Securing sufficient startup and operating capital, recruiting and retaining qualified technical personnel, meeting product-development milestones and deadlines, fulfilling government regulatory requirements, and stoking product expectations and demand, are among the critical challenges faced by technical startups. As exemplified in the Theranos case, such challenges are apt to arise in the fund-raising, teambuilding, product-development, regulatory and marketing phases of the entrepreneurial stage of the overarching R&I process.

The urgent need to meet such challenges and the major financial stakes often involved suggest that scientists and engineers in technical startups should be prepared to encounter situations that press them to engage or acquiesce in ethically irresponsible conduct. It would be beneficial for potential future startup scientists and engineers to explore the Theranos case during their studies. Doing so would convey the cautionary message that, under managerial pressure, technical professionals in startups sometimes resort to ethically irresponsible conduct.

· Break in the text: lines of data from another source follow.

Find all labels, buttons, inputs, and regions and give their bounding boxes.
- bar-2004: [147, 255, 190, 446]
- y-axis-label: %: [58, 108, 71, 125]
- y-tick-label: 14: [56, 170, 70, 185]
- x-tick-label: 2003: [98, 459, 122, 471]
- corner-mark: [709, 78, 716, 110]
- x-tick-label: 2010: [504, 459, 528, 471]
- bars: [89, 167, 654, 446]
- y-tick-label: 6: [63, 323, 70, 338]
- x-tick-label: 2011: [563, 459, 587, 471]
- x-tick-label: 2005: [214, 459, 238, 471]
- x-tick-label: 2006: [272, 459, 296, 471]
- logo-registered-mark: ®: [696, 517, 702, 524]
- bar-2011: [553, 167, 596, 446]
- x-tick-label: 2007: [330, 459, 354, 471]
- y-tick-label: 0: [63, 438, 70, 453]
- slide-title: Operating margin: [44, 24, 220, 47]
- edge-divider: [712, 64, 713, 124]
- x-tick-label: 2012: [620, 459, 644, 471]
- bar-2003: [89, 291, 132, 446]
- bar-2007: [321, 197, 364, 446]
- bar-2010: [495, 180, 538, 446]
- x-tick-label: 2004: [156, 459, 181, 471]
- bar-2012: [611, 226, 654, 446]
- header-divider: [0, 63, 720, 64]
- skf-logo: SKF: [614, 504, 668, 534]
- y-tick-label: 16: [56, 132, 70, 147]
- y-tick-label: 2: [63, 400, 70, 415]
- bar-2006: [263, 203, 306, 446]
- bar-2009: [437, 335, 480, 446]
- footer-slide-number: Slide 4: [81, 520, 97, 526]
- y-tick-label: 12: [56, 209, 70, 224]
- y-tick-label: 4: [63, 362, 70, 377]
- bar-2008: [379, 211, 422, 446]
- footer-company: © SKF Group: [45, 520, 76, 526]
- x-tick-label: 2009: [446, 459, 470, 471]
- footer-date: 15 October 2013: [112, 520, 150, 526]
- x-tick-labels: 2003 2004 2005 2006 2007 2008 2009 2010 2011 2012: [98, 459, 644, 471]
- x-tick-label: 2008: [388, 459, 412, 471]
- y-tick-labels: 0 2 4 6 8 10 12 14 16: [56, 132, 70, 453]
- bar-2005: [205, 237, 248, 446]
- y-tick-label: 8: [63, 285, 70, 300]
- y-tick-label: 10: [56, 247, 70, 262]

However, more in line with this paper’s focus, such study would also impart an important constructive message: notwithstanding strong workplace pressures, startup scientists and engineers sometimes show remarkable determination, courage, and resourcefulness in sustaining ethically responsible work practice. It is in society’s best interest for scientists and engineers who work in technical startups and who may be involved in meeting their characteristic challenges to be equipped to act in ethically responsible ways. Familiarity with the FERSEs and knowledge of the kinds of ethical challenges, ethically responsible actions, and harm-prevention strategies exhibited in the Theranos case can help bring that goal closer to realization.